Where Does the MHC Hypothesis Stand?
Meta-analyses of the available literature find a small but potentially detectable MHC odor preference effect. A 2015 meta-analysis by Winternitz and colleagues estimated a pooled effect size of approximately d = 0.41 for women's preferences — small by psychological research conventions. However, funnel plot analysis suggested possible publication bias: the true effect may be smaller still.
The field has also grappled with measurement heterogeneity. Different studies operationalize MHC (dis)similarity differently — some use the number of shared alleles at specific loci, others use more comprehensive similarity metrics. The correlation across operationalizations is not always strong, which means studies may not be testing exactly the same hypothesis.
Perhaps most importantly, no study has successfully demonstrated that MHC odor cues influence actual human pair-bonding at the population level — that is, that real couples are more MHC-dissimilar than expected by chance. Some studies claim to find this effect; others do not. The evidence linking laboratory odor preference ratings to real-world partner selection remains indirect.

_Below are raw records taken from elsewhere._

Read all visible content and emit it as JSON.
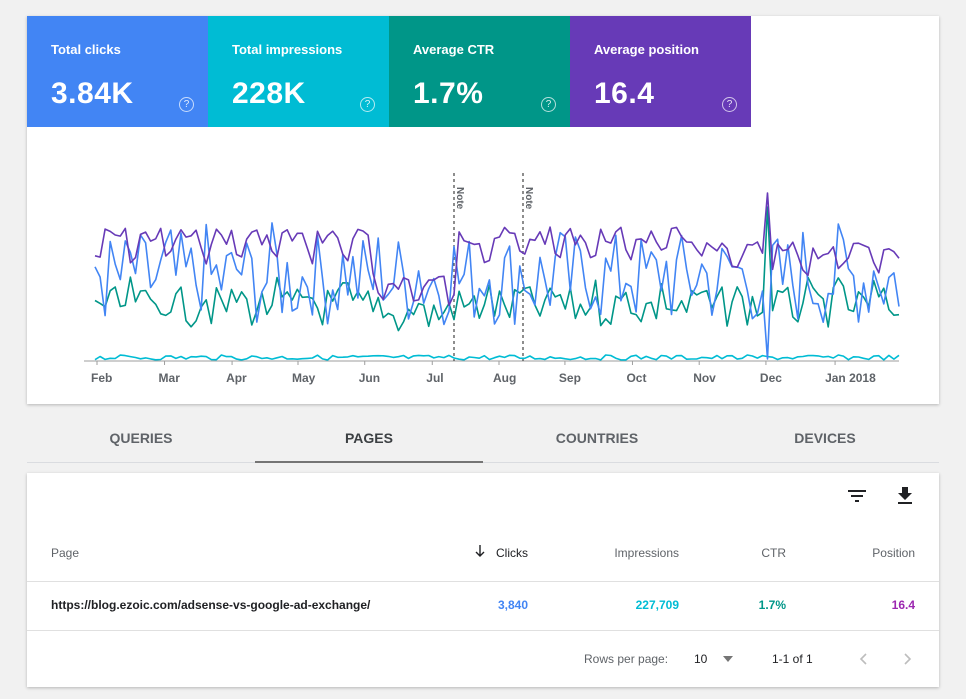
{
  "metrics": [
    {
      "label": "Total clicks",
      "value": "3.84K",
      "color": "#4285f4"
    },
    {
      "label": "Total impressions",
      "value": "228K",
      "color": "#00bcd4"
    },
    {
      "label": "Average CTR",
      "value": "1.7%",
      "color": "#009688"
    },
    {
      "label": "Average position",
      "value": "16.4",
      "color": "#673ab7"
    }
  ],
  "help_glyph": "?",
  "chart_data": {
    "type": "line",
    "x_ticks": [
      "Feb",
      "Mar",
      "Apr",
      "May",
      "Jun",
      "Jul",
      "Aug",
      "Sep",
      "Oct",
      "Nov",
      "Dec",
      "Jan 2018"
    ],
    "annotations": [
      "Note",
      "Note"
    ],
    "series": [
      {
        "color": "#4285f4",
        "description": "clicks"
      },
      {
        "color": "#00bcd4",
        "description": "impressions"
      },
      {
        "color": "#009688",
        "description": "ctr"
      },
      {
        "color": "#673ab7",
        "description": "position"
      }
    ]
  },
  "tabs": [
    {
      "label": "QUERIES",
      "active": false
    },
    {
      "label": "PAGES",
      "active": true
    },
    {
      "label": "COUNTRIES",
      "active": false
    },
    {
      "label": "DEVICES",
      "active": false
    }
  ],
  "table": {
    "headers": {
      "page": "Page",
      "clicks": "Clicks",
      "impressions": "Impressions",
      "ctr": "CTR",
      "position": "Position"
    },
    "sort_icon": "arrow-down-icon",
    "rows": [
      {
        "page": "https://blog.ezoic.com/adsense-vs-google-ad-exchange/",
        "clicks": "3,840",
        "impressions": "227,709",
        "ctr": "1.7%",
        "position": "16.4"
      }
    ],
    "value_colors": {
      "clicks": "#4285f4",
      "impressions": "#00bcd4",
      "ctr": "#009688",
      "position": "#9c27b0"
    }
  },
  "footer": {
    "rows_label": "Rows per page:",
    "rows_value": "10",
    "range": "1-1 of 1"
  },
  "toolbar_icons": [
    "filter-icon",
    "download-icon"
  ]
}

Lessons for Evidence Evaluation
The sweaty t-shirt study's replication history is a case study in several recurring patterns in psychological and biological research:
The file-drawer problem: Null results are less likely to be published. If a dozen labs attempt to replicate a finding and half succeed while half do not, the published literature may show mostly successes, creating a misleadingly strong impression of the effect's robustness.
Operationalization matters: "MHC dissimilarity" is not a single, agreed-upon variable. Studies that appear to test the same hypothesis may actually be testing related but distinct predictions.

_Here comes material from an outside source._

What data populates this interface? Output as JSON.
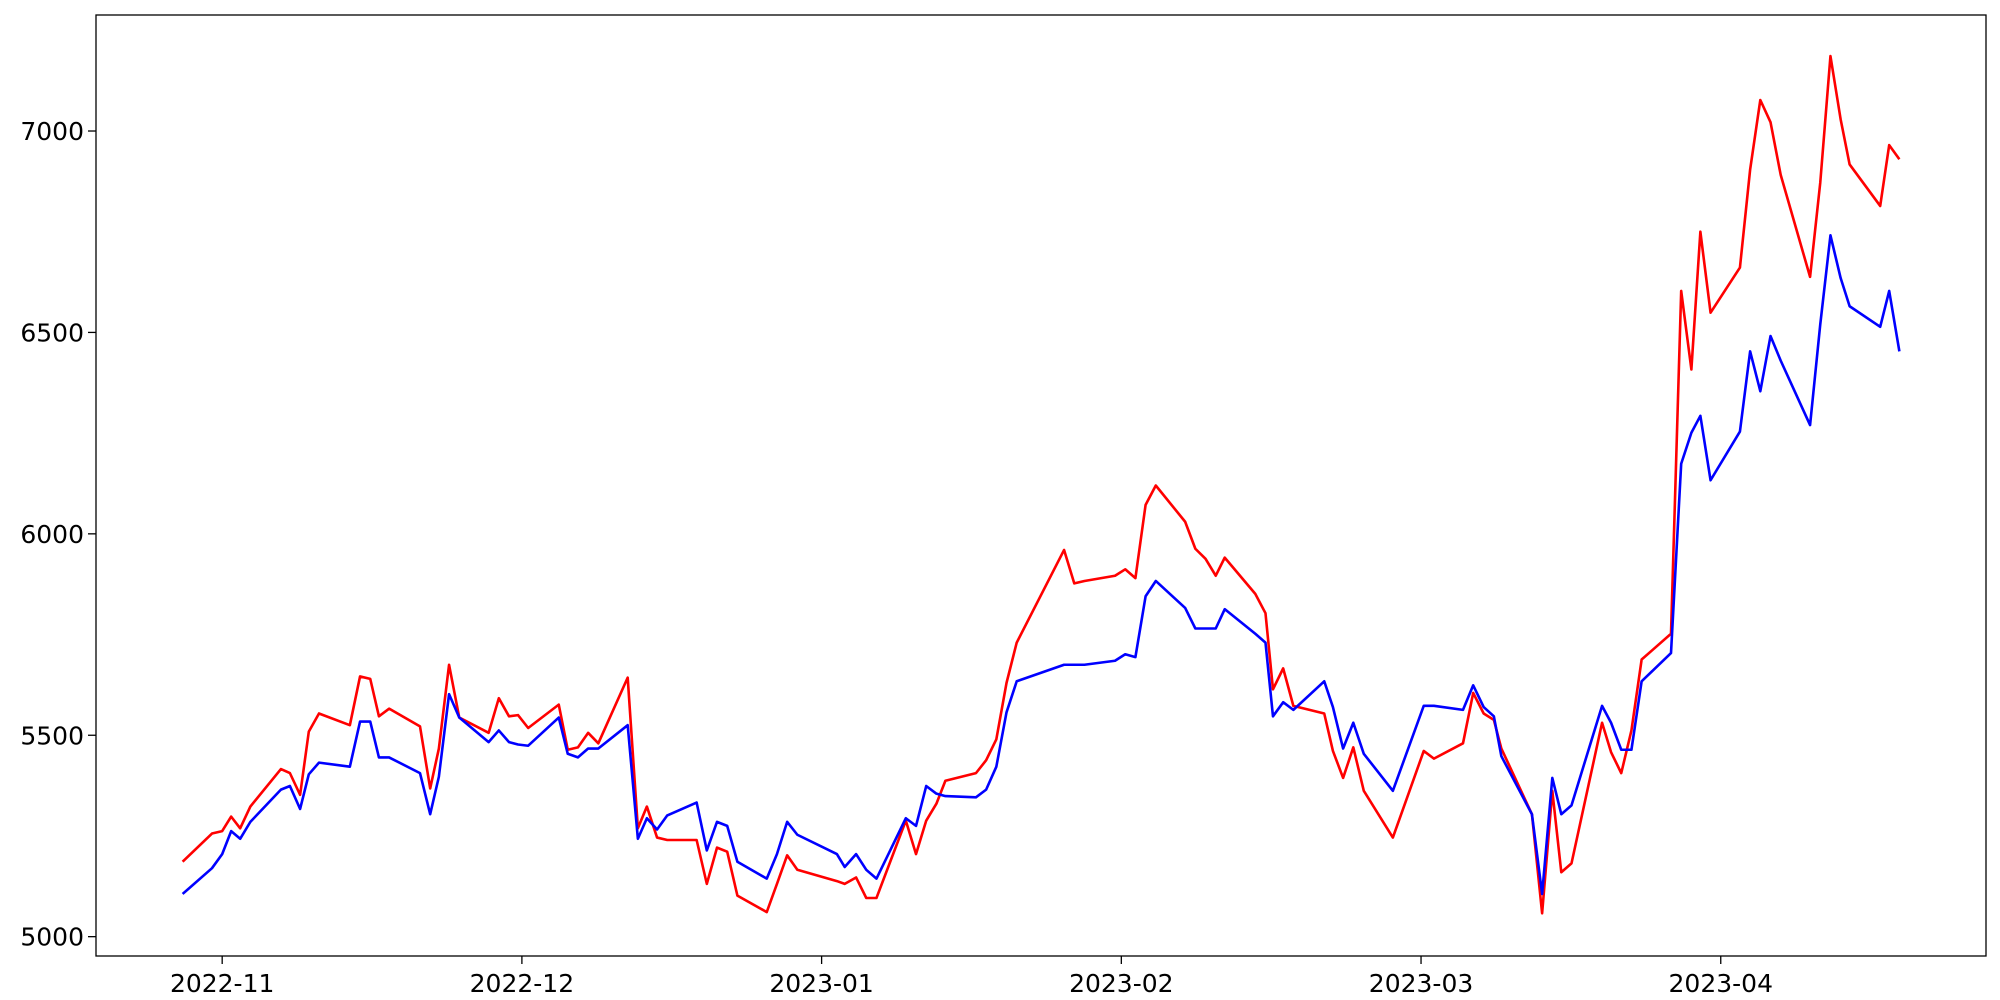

The gap between preference and choice: Even if women reliably prefer the odor of MHC-dissimilar men in laboratory t-shirt tasks, this tells us little about whether MHC dissimilarity influences the complex, multi-factorial decision of actual partner selection. The ecological validity gap is large.
Media amplification: The popular science treatment of the t-shirt studies consistently overstated the certainty and magnitude of the findings, creating public beliefs about "genetic compatibility" that the scientific record does not support.
The sweaty t-shirt study remains scientifically interesting. It is not junk science. But it is also not the clean proof of an olfactory mate-choice mechanism that popular accounts have made it appear to be. It is, instead, an excellent example of a promising hypothesis in an ongoing state of empirical resolution — which is where science often actually lives.
Discussion Questions: 1. What would a definitive replication of the MHC hypothesis require? What study design would satisfy you that the effect is real and meaningful? 2. The oral contraceptive reversal finding received significant popular press coverage. What are the ethical implications of reporting a weakly supported finding that could affect people's decisions about contraception? 3. How would you distinguish, in a research design, between "odor preferences in a laboratory" and "odor-influenced partner selection in real life"?